National borders appear very different from each other. While closely associated countries such as the Netherlands and Belgium might be divided by a mere line in the pavement, borders with much political tension might be heavily fortified, such as the Korean DMZ.
In general, there are three kinds of border controls: Immigration, which checks people crossing the border, Customs, which checks goods crossing the border and Security which are for safety checks. Depending on the political situation, none, either one, or all may be enforced.
Let man's petty nations tear themselves apart,
My land's only borders lie around my heart! – Chess
Here checks are made to see that you are allowed to enter a country. This will involve checking that your travel documents are correct, verify the reason for entering the country and the length of your stay. What further questions you will have to answer and how you are processed will depend on whether you are travelling just as a short term tourist, for work (short or long stay), study, emigration or seeking asylum. Checks may also be made on any criminal and political history (see travelling with a criminal history). At some borders evidence of travel to some countries (however circumstantial) may make you suspect to further questioning or being denied entry altogether.
Here you are checked to make sure you are not bringing into the country any illegal items (e.g. protected animals or products thereof or illegal drugs), items that you need to pay tax or duty on (e.g. alcohol, luxury goods) or items that need a permit (e.g. firearms and explosives). To prevent the transfer of disease, food stuffs and plant products are generally not allowed to be transported across borders; this can and often does include things like the apple in your bag or firewood in your truck. Be also aware that some customs sniffer machines are very sensitive, so do not eat a poppy coated bread roll (opiates are made from poppies and most drug tests give false positives after consumption of poppies) in Frankfurt airport before a flight to the Gulf countries.

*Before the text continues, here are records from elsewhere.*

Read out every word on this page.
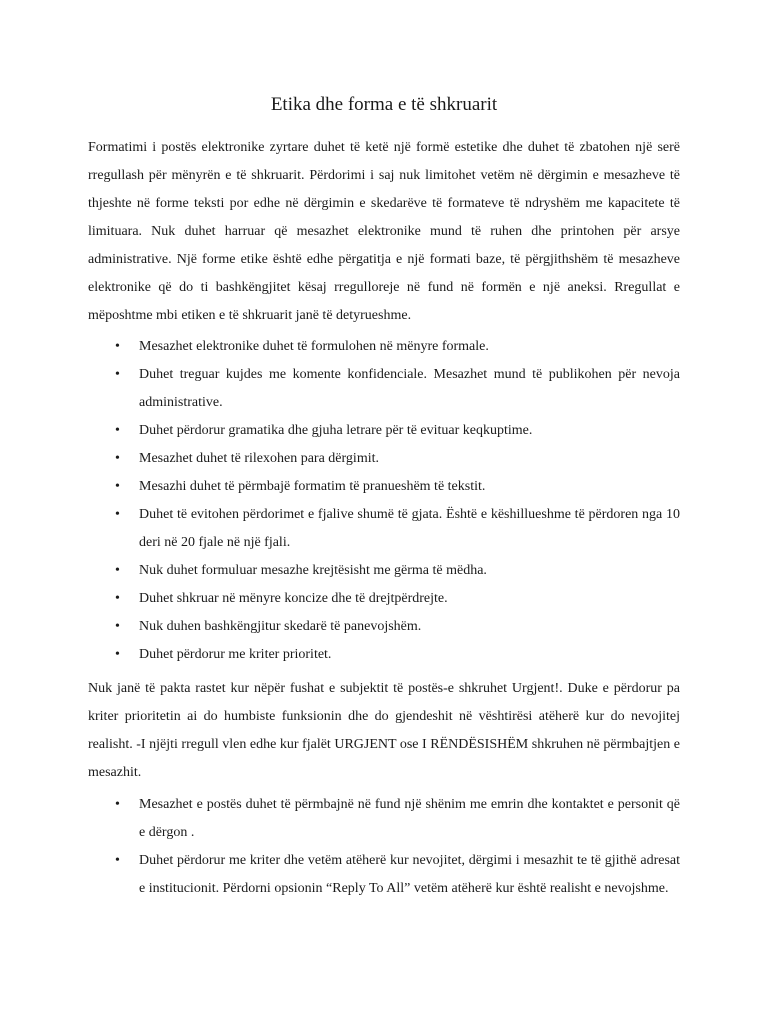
Etika dhe forma e të shkruarit

Formatimi i postës elektronike zyrtare duhet të ketë një formë estetike dhe duhet të zbatohen një serë rregullash për mënyrën e të shkruarit. Përdorimi i saj nuk limitohet vetëm në dërgimin e mesazheve të thjeshte në forme teksti por edhe në dërgimin e skedarëve të formateve të ndryshëm me kapacitete të limituara. Nuk duhet harruar që mesazhet elektronike mund të ruhen dhe printohen për arsye administrative. Një forme etike është edhe përgatitja e një formati baze, të përgjithshëm të mesazheve elektronike që do ti bashkëngjitet kësaj rregulloreje në fund në formën e një aneksi. Rregullat e mëposhtme mbi etiken e të shkruarit janë të detyrueshme.

• Mesazhet elektronike duhet të formulohen në mënyre formale.
• Duhet treguar kujdes me komente konfidenciale. Mesazhet mund të publikohen për nevoja administrative.
• Duhet përdorur gramatika dhe gjuha letrare për të evituar keqkuptime.
• Mesazhet duhet të rilexohen para dërgimit.
• Mesazhi duhet të përmbajë formatim të pranueshëm të tekstit.
• Duhet të evitohen përdorimet e fjalive shumë të gjata. Është e këshillueshme të përdoren nga 10 deri në 20 fjale në një fjali.
• Nuk duhet formuluar mesazhe krejtësisht me gërma të mëdha.
• Duhet shkruar në mënyre koncize dhe të drejtpërdrejte.
• Nuk duhen bashkëngjitur skedarë të panevojshëm.
• Duhet përdorur me kriter prioritet.

Nuk janë të pakta rastet kur nëpër fushat e subjektit të postës-e shkruhet Urgjent!. Duke e përdorur pa kriter prioritetin ai do humbiste funksionin dhe do gjendeshit në vështirësi atëherë kur do nevojitej realisht. -I njëjti rregull vlen edhe kur fjalët URGJENT ose I RËNDËSISHËM shkruhen në përmbajtjen e mesazhit.

• Mesazhet e postës duhet të përmbajnë në fund një shënim me emrin dhe kontaktet e personit që e dërgon .
• Duhet përdorur me kriter dhe vetëm atëherë kur nevojitet, dërgimi i mesazhit te të gjithë adresat e institucionit. Përdorni opsionin “Reply To All” vetëm atëherë kur është realisht e nevojshme.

On cross border ferries vehicles can be searched for illegal stowaways.
Some customs inspections are not related to international borders. For example, all travellers to California and Hawaii are subject to a (rather comprehensive) agricultural inspection, whereas most borders between EU countries don't have any customs inspections in the classical sense at all. You may well get picked out for spot checks, even well after crossing the border, if arriving from e.g. the Netherlands and fitting certain criteria.

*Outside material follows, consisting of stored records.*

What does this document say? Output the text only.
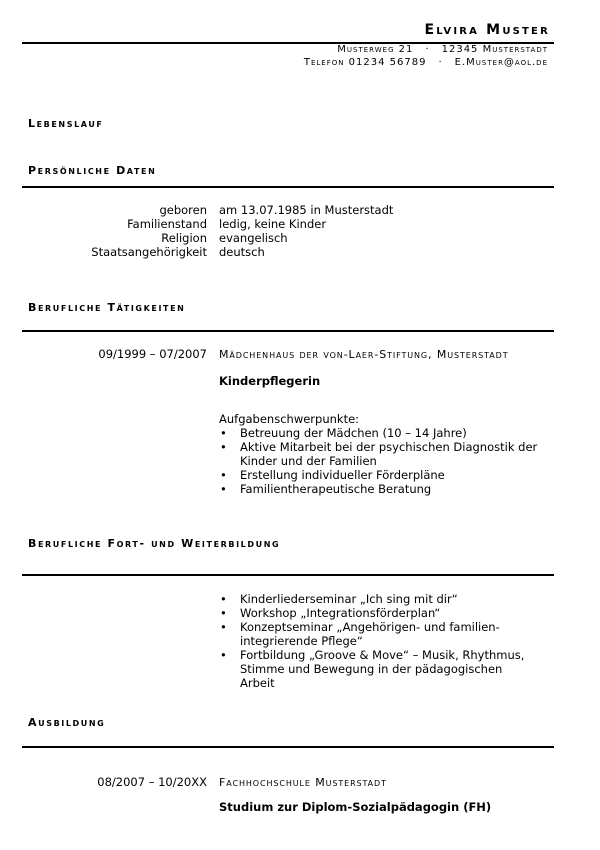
Elvira Muster
Musterweg 21 · 12345 Musterstadt
Telefon 01234 56789 · E.Muster@aol.de
Lebenslauf
Persönliche Daten
geboren am 13.07.1985 in Musterstadt
Familienstand ledig, keine Kinder
Religion evangelisch
Staatsangehörigkeit deutsch
Berufliche Tätigkeiten
09/1999 – 07/2007 Mädchenhaus der von-Laer-Stiftung, Musterstadt
Kinderpflegerin
Aufgabenschwerpunkte:
• Betreuung der Mädchen (10 – 14 Jahre)
• Aktive Mitarbeit bei der psychischen Diagnostik der Kinder und der Familien
• Erstellung individueller Förderpläne
• Familientherapeutische Beratung
Berufliche Fort- und Weiterbildung
• Kinderliederseminar „Ich sing mit dir“
• Workshop „Integrationsförderplan“
• Konzeptseminar „Angehörigen- und familien-integrierende Pflege“
• Fortbildung „Groove & Move“ – Musik, Rhythmus, Stimme und Bewegung in der pädagogischen Arbeit
Ausbildung
08/2007 – 10/20XX Fachhochschule Musterstadt
Studium zur Diplom-Sozialpädagogin (FH)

If you have goods that need customs clearance and the border is less strictly checked (such as between Finland and Norway – or Åland!), you may have to visit a customs office quite a distance from your intended border crossing, possibly open only at specific hours (daytime, office hours or at ferry arrival).
- See also: At the airport#Security check
Security checkpoints differ between forms of transport, and countries involved. For flights this obviously involves extensive checks on any potentially dangerous items, it is as strict as to include bottle of liquid, pocket tools and laser pointers. Again be aware of the sniffer machines, so make sure you have a shower and change your clothes after going hunting or being on the firing range.
On vehicle ferries there are often chemical and radioactive material scanners you need to drive though.
Road border security may be nothing more that just slowing down a little. Although the are no physical checks, there are usually cameras scanning vehicle number plates and sometimes facial recognition scans.
While most trains don't have any type of security check, Eurostar (between England and mainland Europe) and Chinese high speed trains do, so plan arriving half an hour or so early at the station.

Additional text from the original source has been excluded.